検察「抑うつ、影響せず」 知的障害次女殺害 母親に5年求刑 津地裁 三重

知的障害のある次女の恵美さん=当時(44)=をホテルの浴槽内に沈めて溺死させたとして、殺人罪に問われた無職山本良子被告(72)=三重県四日市市=の裁判員裁判の論告求刑公判が9日、津地裁(四宮知彦裁判長)であり、検察側は懲役5年を求刑し、結審した。判決は18日。
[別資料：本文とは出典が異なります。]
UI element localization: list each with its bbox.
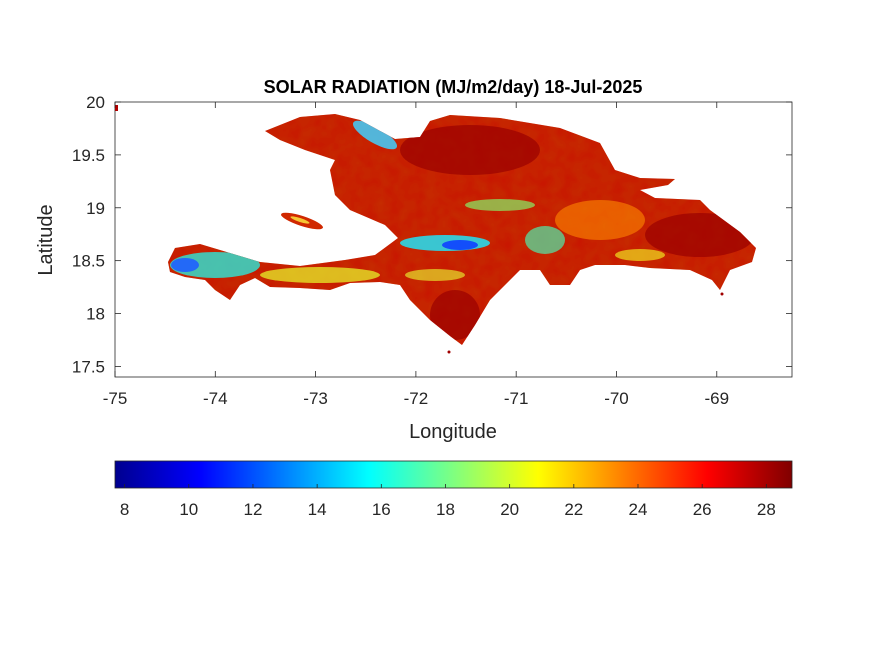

検察側は論告で、犯行当時、山本被告に適応障害はあったが、適応障害による抑うつ状態は犯行に影響していないと主張。「犯行の実現に向けて合理的で一貫した行動をとっている。犯行を思いとどまることができる能力が著しく低下していたとまではいえない」と述べた。

弁護側は、山本被告が約18年間、うつ病の通院歴があるなどとして「うつ病や適応障害などの影響で現状を正しく理解し、合理的に判断することができなかった」とし、執行猶予付き判決を求めた。

起訴状などによると、山本被告は昨年6月13日から同14日までの間、菰野町内のホテルの浴槽内に張った水の中に恵美さんの頭部を沈め、溺死させたとされる。